1. Facebook is allowing families and friends to communicate in ways not previously possible.  I know this from personal experience.  My dad, who recently passed away at 93, had been in a long-term care facility 600 miles from my home for two years.  His hearing had deteriorated to the point where we could no longer talk by phone.  He never picked up on the fine points of e-mail.  But the facility created a Facebook page for all its residents, and finally I could write to Dad and show him photos of his year-old grandson.  Today, my wife communicates with her sisters in Alaska and Chicago via Facebook, as well as with her grandchildren.  It’s a tool we’ve long needed to re-stimulate communication among family members, lost school buddies and colleagues at work.

2. Mobile phones have changed lives and societies by making communications universal.  In some parts of the world, people with little else are holding cell phones to their ears, because their phone is their link to the world.  In more prosperous environments, like the U.S., older generations take satisfaction in the having a phone in  their pocket or purse to summon help in an emergency.  Middle-agers have cut the cords on their landlines and rely solely on mobile phones to keep them connected to business contacts and family.  Youngsters are writing and creating again, if only 140 characters at a time.  Texting may be  a corruption of traditional language, but its creative accommodation of limited space and time and its transfer of multimedia images are transforming our kids into resourceful communicators.

3. For all the complaints that “nothing is on” any of the 175 channels of cable or satellite programming on our TV sets, video communication has never been better.  Cable news networks are thriving, the variety of political and social opinions is reminiscent of the heyday of newspaper columnists who once shaped attitudes and actions in print.  Online video rapidly is becoming a standard element of websites and the preferred means to communicate all visual activity.  “YouTube” has become a verb, meaning to post video that will enlighten, entertain and persuade.

4. Far from alienating us  from each other, instant messaging and related methods of communications have us talking with each other at a pace never before approached.  While IM has been around for a long time, companies now are adopting internal IM and unified communications platforms that allow instant interchange among employees and between staff and clients, even converting chats to videoconferences and/or phone calls with a single click.  Information workers have never had access to so many means of communication and have never demonstrated so much communications-driven knowledge as they do today.
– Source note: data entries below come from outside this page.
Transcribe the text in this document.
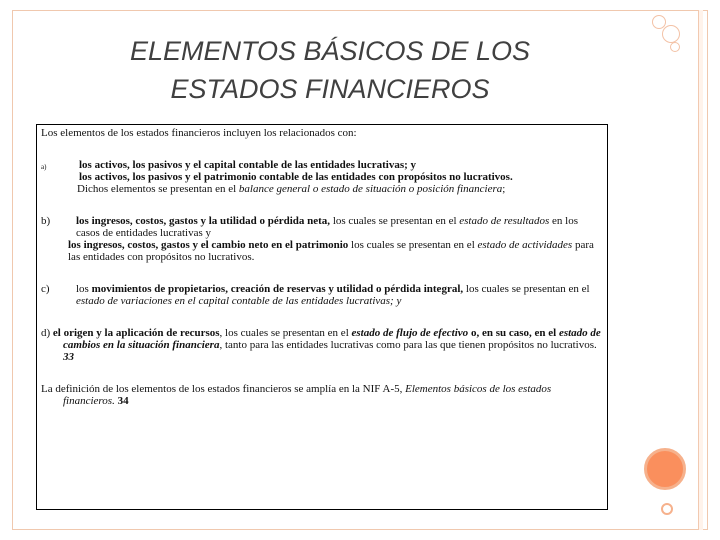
ELEMENTOS BÁSICOS DE LOS
ESTADOS FINANCIEROS

Los elementos de los estados financieros incluyen los relacionados con:

a)	los activos, los pasivos y el capital contable de las entidades lucrativas; y
los activos, los pasivos y el patrimonio contable de las entidades con propósitos no lucrativos.
Dichos elementos se presentan en el balance general o estado de situación o posición financiera;
b)	los ingresos, costos, gastos y la utilidad o pérdida neta, los cuales se presentan en el estado de resultados en los casos de entidades lucrativas y

los ingresos, costos, gastos y el cambio neto en el patrimonio los cuales se presentan en el estado de actividades para las entidades con propósitos no lucrativos.

c)	los movimientos de propietarios, creación de reservas y utilidad o pérdida integral, los cuales se presentan en el estado de variaciones en el capital contable de las entidades lucrativas; y

d) el origen y la aplicación de recursos, los cuales se presentan en el estado de flujo de efectivo o, en su caso, en el estado de cambios en la situación financiera, tanto para las entidades lucrativas como para las que tienen propósitos no lucrativos. 33

La definición de los elementos de los estados financieros se amplía en la NIF A-5, Elementos básicos de los estados financieros. 34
5.  Digital communications have made America a truly participatory democracy for the first time.  Only in the past few years has virtually every citizen had the technology available to communicate directly with government leaders, issue-focused organizations, journalists, analysts, educators and citizens of other nations to rally support or brainstorm ideas. Today we may be a republic by structure, but we are a de facto democracy, thanks to all the means and scope of communications we have available. 

6. Schools and universities are able to reach out beyond their campus boundaries to communicate with students one-to-one and virtually face-to-face.  Online universities and lectures, collaborative online education ventures and electronic connectivity that allows teachers to download assignments while pupils upload homework and tests are enabling educators to communicate faster, more effectively and more widely than traditional means have allowed.

What do you think we are doing right with communications, and how have you been impacted positively by the evolution of digital connections?  I’m eager to hear your story.